I don't want to rain on your parade but this news really bowled me over. How can it be that we didn't know this? A single pot plant consumes 6 gallons of water per day!
Streams in Northern California's prime marijuana-growing watersheds likely will be sucked dry this year if pot cultivation isn't curtailed, experts say. “Essentially, marijuana can consume all the water. Every bit of it,” said state Fish and Wildlife Senior Environmental Scientist Scott Bauer, who specializes in salmon recovery and is working on a study of the issue.
California is
overdrilling its ground water in the midst of a historic drought. A drought which is exasperated by their water intensive agriculture needs and which are projected to to be more extreme and frequent in the future due to climate change. It becomes paramount that every water use is examined for efficiency.

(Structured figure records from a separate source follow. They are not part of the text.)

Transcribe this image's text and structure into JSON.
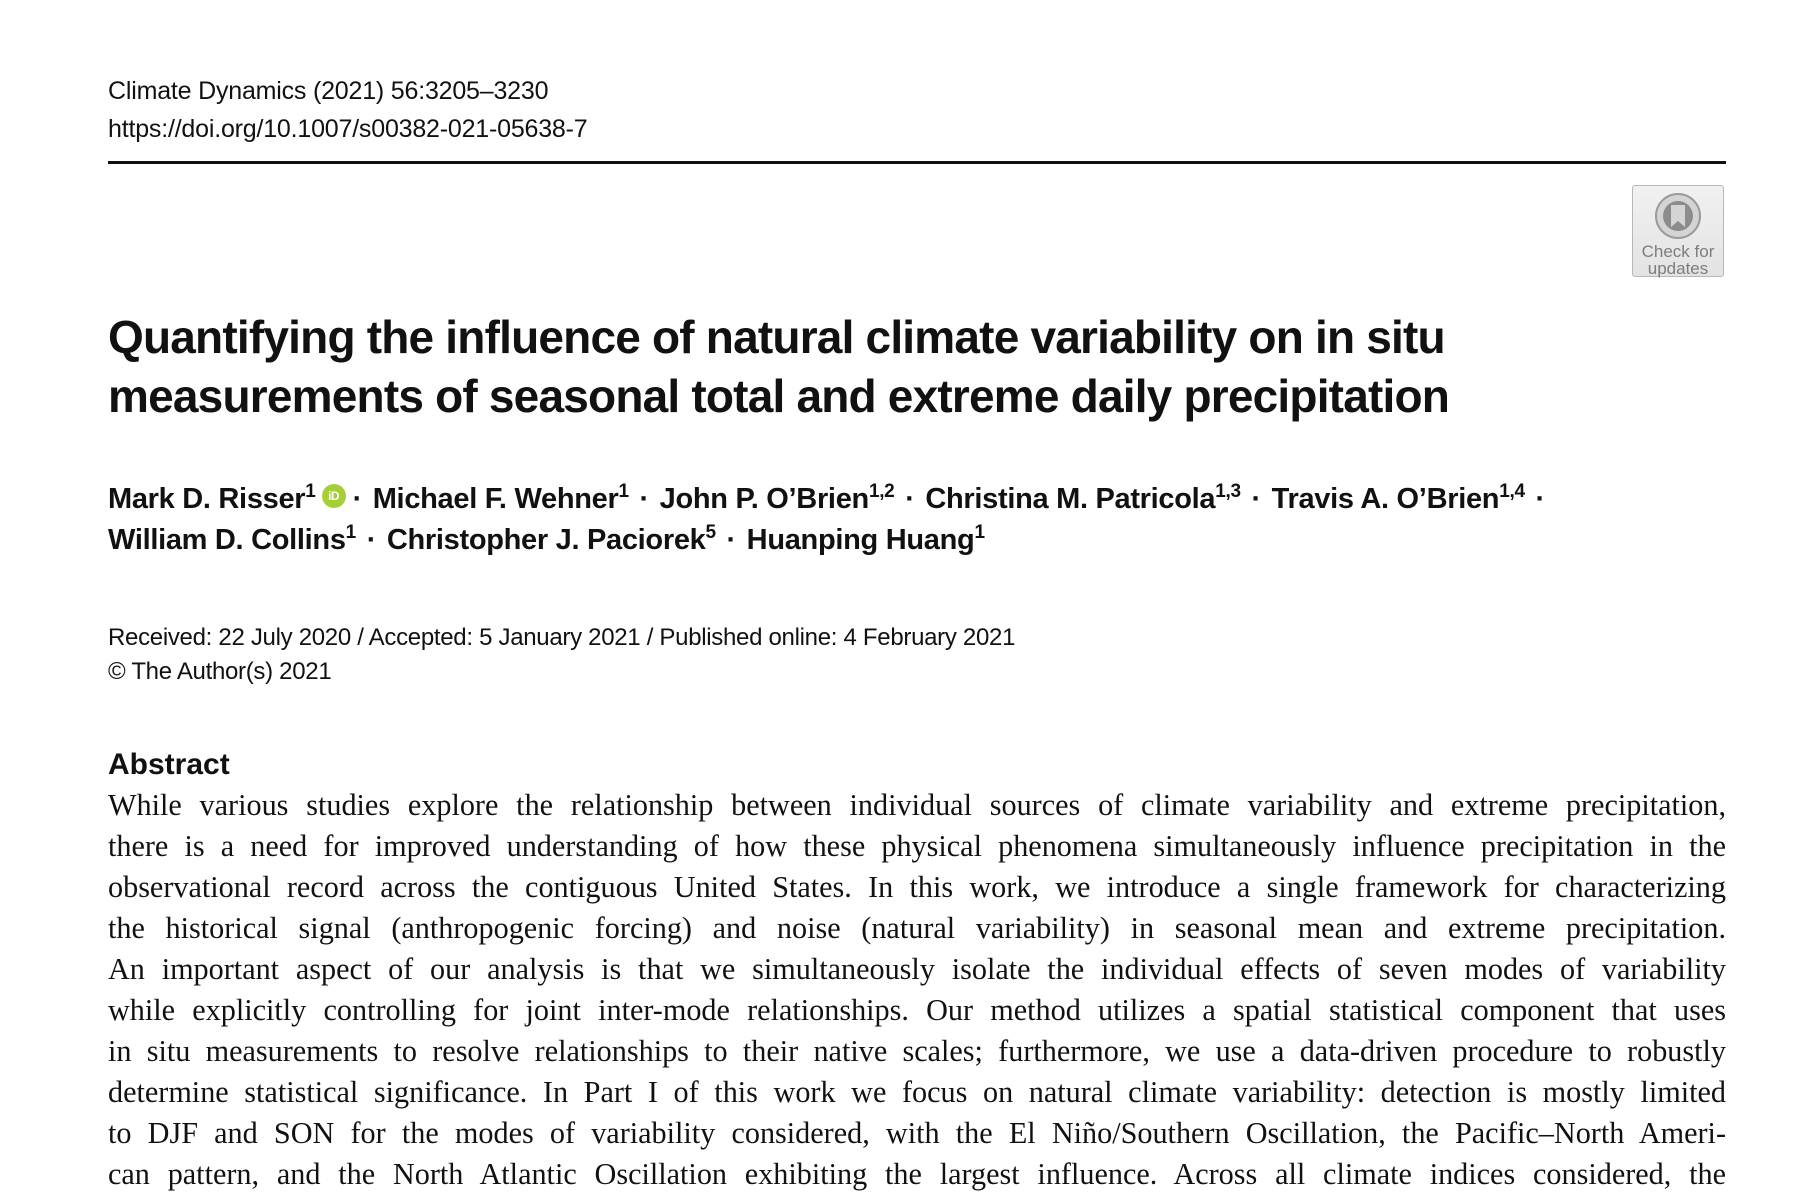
{
  "header": {
    "journal_citation": "Climate Dynamics (2021) 56:3205–3230",
    "doi": "https://doi.org/10.1007/s00382-021-05638-7"
  },
  "check_for_updates": {
    "label_line1": "Check for",
    "label_line2": "updates",
    "icon": "crossmark-icon"
  },
  "title": {
    "line1": "Quantifying the influence of natural climate variability on in situ",
    "line2": "measurements of seasonal total and extreme daily precipitation"
  },
  "authors": [
    {
      "name": "Mark D. Risser",
      "affil": "1",
      "orcid": true
    },
    {
      "name": "Michael F. Wehner",
      "affil": "1"
    },
    {
      "name": "John P. O’Brien",
      "affil": "1,2"
    },
    {
      "name": "Christina M. Patricola",
      "affil": "1,3"
    },
    {
      "name": "Travis A. O’Brien",
      "affil": "1,4"
    },
    {
      "name": "William D. Collins",
      "affil": "1"
    },
    {
      "name": "Christopher J. Paciorek",
      "affil": "5"
    },
    {
      "name": "Huanping Huang",
      "affil": "1"
    }
  ],
  "orcid_icon_label": "iD",
  "separator": "·",
  "dates": {
    "history": "Received: 22 July 2020 / Accepted: 5 January 2021 / Published online: 4 February 2021",
    "copyright": "© The Author(s) 2021"
  },
  "abstract": {
    "heading": "Abstract",
    "lines": [
      "While various studies explore the relationship between individual sources of climate variability and extreme precipitation,",
      "there is a need for improved understanding of how these physical phenomena simultaneously influence precipitation in the",
      "observational record across the contiguous United States. In this work, we introduce a single framework for characterizing",
      "the historical signal (anthropogenic forcing) and noise (natural variability) in seasonal mean and extreme precipitation.",
      "An important aspect of our analysis is that we simultaneously isolate the individual effects of seven modes of variability",
      "while explicitly controlling for joint inter-mode relationships. Our method utilizes a spatial statistical component that uses",
      "in situ measurements to resolve relationships to their native scales; furthermore, we use a data-driven procedure to robustly",
      "determine statistical significance. In Part I of this work we focus on natural climate variability: detection is mostly limited",
      "to DJF and SON for the modes of variability considered, with the El Niño/Southern Oscillation, the Pacific–North Ameri-",
      "can pattern, and the North Atlantic Oscillation exhibiting the largest influence. Across all climate indices considered, the"
    ]
  }
}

Even without drought, there isn't going to be enough water to meet the pot industry's growing demand, Bauer said. Just the illegal marijuana plants confiscated in California by law enforcement in recent years — between 2 million and 4 million annually — use upward of 1.8 billion gallons — or about 600,000 water tanker trucks over their five-month growing season, based on the average water usage documented in the study.
Researchers estimate each plant consumes 6 gallons of water a day. At that rate, the plants were siphoning off 180,000 gallons of water per day in each watershed — altogether more than 160 Olympic-sized swimming pools over the average 150-day growing cycle for outdoor plants. Plants grown in inland Mendocino County, where it's hot in the summer, will use more water, while those in cooler regions can use less, Blake said. He estimates it takes 60,000 gallons to 75,000 gallons to raise 25 plants, the current limit for medicinal marijuana in Mendocino County.
The problem is that pot growers are labeled illegal unless they are growing medical marijuana and are therefore unregulated. And so growers are more concerned with getting caught with their illegal crop than they are of water and environmental concerns.